Sans arme, ni haine, ni violence

de Jean-Paul Rouve, 2007, ****

Le mythe du ban­dit au grand cœur, vous connais­sez ? Spaggiari aus­si. Il fait un casse tout en élé­gance, tra­ver­sant les rats et la pour­ri­ture des égouts pour arri­ver dans une banque, la bra­quer et repar­tir en toute dis­cré­tion. Pris, il s’é­vade en sau­tant du palais de jus­tice, et passe les années sui­vantes en cavale, à faire le kakou un peu par­tout et à don­ner des inter­views sans que la police fran­çaise n’ar­rive à l’attraper.

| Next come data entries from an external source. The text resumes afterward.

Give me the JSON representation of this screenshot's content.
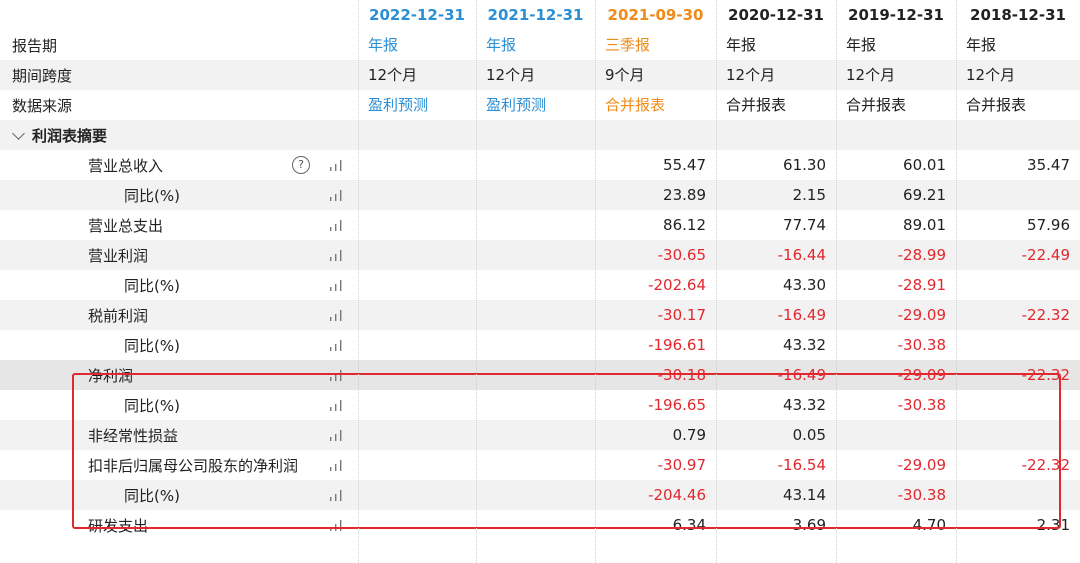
{
  "columns": [
    {
      "date": "2022-12-31",
      "type": "年报",
      "span": "12个月",
      "source": "盈利预测",
      "date_color": "#2b8fd6",
      "text_color": "#2b8fd6"
    },
    {
      "date": "2021-12-31",
      "type": "年报",
      "span": "12个月",
      "source": "盈利预测",
      "date_color": "#2b8fd6",
      "text_color": "#2b8fd6"
    },
    {
      "date": "2021-09-30",
      "type": "三季报",
      "span": "9个月",
      "source": "合并报表",
      "date_color": "#f08a19",
      "text_color": "#f08a19"
    },
    {
      "date": "2020-12-31",
      "type": "年报",
      "span": "12个月",
      "source": "合并报表",
      "date_color": "#222222",
      "text_color": "#222222"
    },
    {
      "date": "2019-12-31",
      "type": "年报",
      "span": "12个月",
      "source": "合并报表",
      "date_color": "#222222",
      "text_color": "#222222"
    },
    {
      "date": "2018-12-31",
      "type": "年报",
      "span": "12个月",
      "source": "合并报表",
      "date_color": "#222222",
      "text_color": "#222222"
    }
  ],
  "meta_labels": {
    "report_period": "报告期",
    "span": "期间跨度",
    "source": "数据来源"
  },
  "section_title": "利润表摘要",
  "help_glyph": "?",
  "rows": [
    {
      "label": "营业总收入",
      "indent": 1,
      "help": true,
      "values": [
        "",
        "",
        "55.47",
        "61.30",
        "60.01",
        "35.47"
      ]
    },
    {
      "label": "同比(%)",
      "indent": 2,
      "values": [
        "",
        "",
        "23.89",
        "2.15",
        "69.21",
        ""
      ]
    },
    {
      "label": "营业总支出",
      "indent": 1,
      "values": [
        "",
        "",
        "86.12",
        "77.74",
        "89.01",
        "57.96"
      ]
    },
    {
      "label": "营业利润",
      "indent": 1,
      "values": [
        "",
        "",
        "-30.65",
        "-16.44",
        "-28.99",
        "-22.49"
      ]
    },
    {
      "label": "同比(%)",
      "indent": 2,
      "values": [
        "",
        "",
        "-202.64",
        "43.30",
        "-28.91",
        ""
      ]
    },
    {
      "label": "税前利润",
      "indent": 1,
      "values": [
        "",
        "",
        "-30.17",
        "-16.49",
        "-29.09",
        "-22.32"
      ]
    },
    {
      "label": "同比(%)",
      "indent": 2,
      "values": [
        "",
        "",
        "-196.61",
        "43.32",
        "-30.38",
        ""
      ]
    },
    {
      "label": "净利润",
      "indent": 1,
      "highlight": true,
      "values": [
        "",
        "",
        "-30.18",
        "-16.49",
        "-29.09",
        "-22.32"
      ]
    },
    {
      "label": "同比(%)",
      "indent": 2,
      "values": [
        "",
        "",
        "-196.65",
        "43.32",
        "-30.38",
        ""
      ]
    },
    {
      "label": "非经常性损益",
      "indent": 1,
      "values": [
        "",
        "",
        "0.79",
        "0.05",
        "",
        ""
      ]
    },
    {
      "label": "扣非后归属母公司股东的净利润",
      "indent": 1,
      "values": [
        "",
        "",
        "-30.97",
        "-16.54",
        "-29.09",
        "-22.32"
      ]
    },
    {
      "label": "同比(%)",
      "indent": 2,
      "values": [
        "",
        "",
        "-204.46",
        "43.14",
        "-30.38",
        ""
      ]
    },
    {
      "label": "研发支出",
      "indent": 1,
      "values": [
        "",
        "",
        "6.34",
        "3.69",
        "4.70",
        "2.31"
      ]
    }
  ],
  "colors": {
    "negative": "#e0282e",
    "highlight_box": "#e0282e",
    "shade": "#f2f2f2"
  }
}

Trois décen­nies plus tard, Spaggiari reste un sujet de fas­ci­na­tion, par son côté grande gueule qui la ramène, par la réa­li­sa­tion impec­cable du casse, par le clin d’œil deve­nu slo­gan sur­tout : « ni arme, ni vio­lence et sans haine », raillant sans doute autant la police que les autres mal­frats de l’é­poque, dont Mesrine, déjà célèbre pour son côté Rambo sanguinaire.

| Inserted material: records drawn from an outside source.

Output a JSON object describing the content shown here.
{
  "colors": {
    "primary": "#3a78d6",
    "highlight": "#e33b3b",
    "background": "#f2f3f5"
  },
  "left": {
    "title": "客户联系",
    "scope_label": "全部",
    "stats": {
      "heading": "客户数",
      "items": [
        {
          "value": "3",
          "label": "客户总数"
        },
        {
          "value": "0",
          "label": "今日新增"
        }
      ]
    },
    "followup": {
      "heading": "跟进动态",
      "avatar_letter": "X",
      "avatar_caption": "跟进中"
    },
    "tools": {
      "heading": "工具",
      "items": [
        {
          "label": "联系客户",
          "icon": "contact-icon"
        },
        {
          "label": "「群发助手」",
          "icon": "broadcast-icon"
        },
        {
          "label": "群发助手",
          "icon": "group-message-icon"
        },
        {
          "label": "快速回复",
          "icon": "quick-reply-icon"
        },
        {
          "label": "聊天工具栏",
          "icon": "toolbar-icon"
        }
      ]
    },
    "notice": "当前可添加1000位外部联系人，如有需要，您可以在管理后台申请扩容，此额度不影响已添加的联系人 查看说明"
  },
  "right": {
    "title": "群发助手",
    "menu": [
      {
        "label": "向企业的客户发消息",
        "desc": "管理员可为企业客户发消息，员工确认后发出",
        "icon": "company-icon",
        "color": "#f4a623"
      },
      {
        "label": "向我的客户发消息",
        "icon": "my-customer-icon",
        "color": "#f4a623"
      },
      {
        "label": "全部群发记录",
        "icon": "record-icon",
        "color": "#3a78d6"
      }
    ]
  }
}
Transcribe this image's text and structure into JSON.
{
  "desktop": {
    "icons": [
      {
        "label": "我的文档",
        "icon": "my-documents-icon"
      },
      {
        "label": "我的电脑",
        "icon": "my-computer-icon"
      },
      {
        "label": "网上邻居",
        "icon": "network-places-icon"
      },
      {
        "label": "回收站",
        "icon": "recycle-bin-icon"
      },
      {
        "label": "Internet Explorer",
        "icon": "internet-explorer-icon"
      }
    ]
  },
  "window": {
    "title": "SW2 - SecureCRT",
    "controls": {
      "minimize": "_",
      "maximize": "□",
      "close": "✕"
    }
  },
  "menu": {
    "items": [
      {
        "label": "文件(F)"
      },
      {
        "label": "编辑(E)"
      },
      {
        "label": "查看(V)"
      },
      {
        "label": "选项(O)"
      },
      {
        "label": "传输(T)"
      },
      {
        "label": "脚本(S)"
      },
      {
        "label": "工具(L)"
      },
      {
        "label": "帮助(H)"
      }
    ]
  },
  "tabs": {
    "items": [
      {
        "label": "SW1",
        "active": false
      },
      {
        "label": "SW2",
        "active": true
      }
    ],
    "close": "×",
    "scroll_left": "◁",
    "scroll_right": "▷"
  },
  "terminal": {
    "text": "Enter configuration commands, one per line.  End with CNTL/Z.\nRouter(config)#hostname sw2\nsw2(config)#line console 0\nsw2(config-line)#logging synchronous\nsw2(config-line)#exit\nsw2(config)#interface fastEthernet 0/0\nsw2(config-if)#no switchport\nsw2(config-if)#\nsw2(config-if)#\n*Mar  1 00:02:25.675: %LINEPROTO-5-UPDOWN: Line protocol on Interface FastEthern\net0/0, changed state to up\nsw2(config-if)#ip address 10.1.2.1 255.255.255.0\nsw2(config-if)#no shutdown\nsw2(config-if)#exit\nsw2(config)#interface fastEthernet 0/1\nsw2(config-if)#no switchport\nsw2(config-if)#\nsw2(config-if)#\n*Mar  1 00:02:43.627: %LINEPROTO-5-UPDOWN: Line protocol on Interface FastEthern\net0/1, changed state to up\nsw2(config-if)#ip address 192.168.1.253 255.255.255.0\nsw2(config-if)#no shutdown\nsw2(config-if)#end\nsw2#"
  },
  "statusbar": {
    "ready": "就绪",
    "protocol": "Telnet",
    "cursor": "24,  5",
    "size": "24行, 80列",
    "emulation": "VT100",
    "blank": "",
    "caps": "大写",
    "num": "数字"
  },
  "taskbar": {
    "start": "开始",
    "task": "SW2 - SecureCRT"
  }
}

Du coup, on en fait des films. Profitant d’une hypo­thé­tique mis­sion poli­cière fran­çaise en Amérique latine, Jean-Paul Rouve pré­sente la ren­contre entre un Spaggiari en manque de célé­bri­té et un pseu­do-jour­na­liste qui lui pro­met un article dans Paris Match. Et il trace le por­trait d’un grand gamin, égo­cen­trique, fier de son coup et nos­tal­gique de sa gloire passée.

Du coup, il passe un peu sous silence la face obs­cure de Spaggiari. Exit le béret rouge, natio­na­liste et membre de l’OAS — un par­cours pas si éloi­gné de celui de Mesrine… —, déçu de l”  »embour­geoi­se­ment » de Le Pen ; place à un gen­til bon­homme un peu raciste mais géné­reux et amu­sant, plus cabot que méchant. Historiquement, on peut être assez dubi­ta­tif face à cet adou­cis­se­ment du per­son­nage. On est loin du Mesrine de Richet, dont le per­son­nage reste bru­tal, violent et agres­sif à l’extrême.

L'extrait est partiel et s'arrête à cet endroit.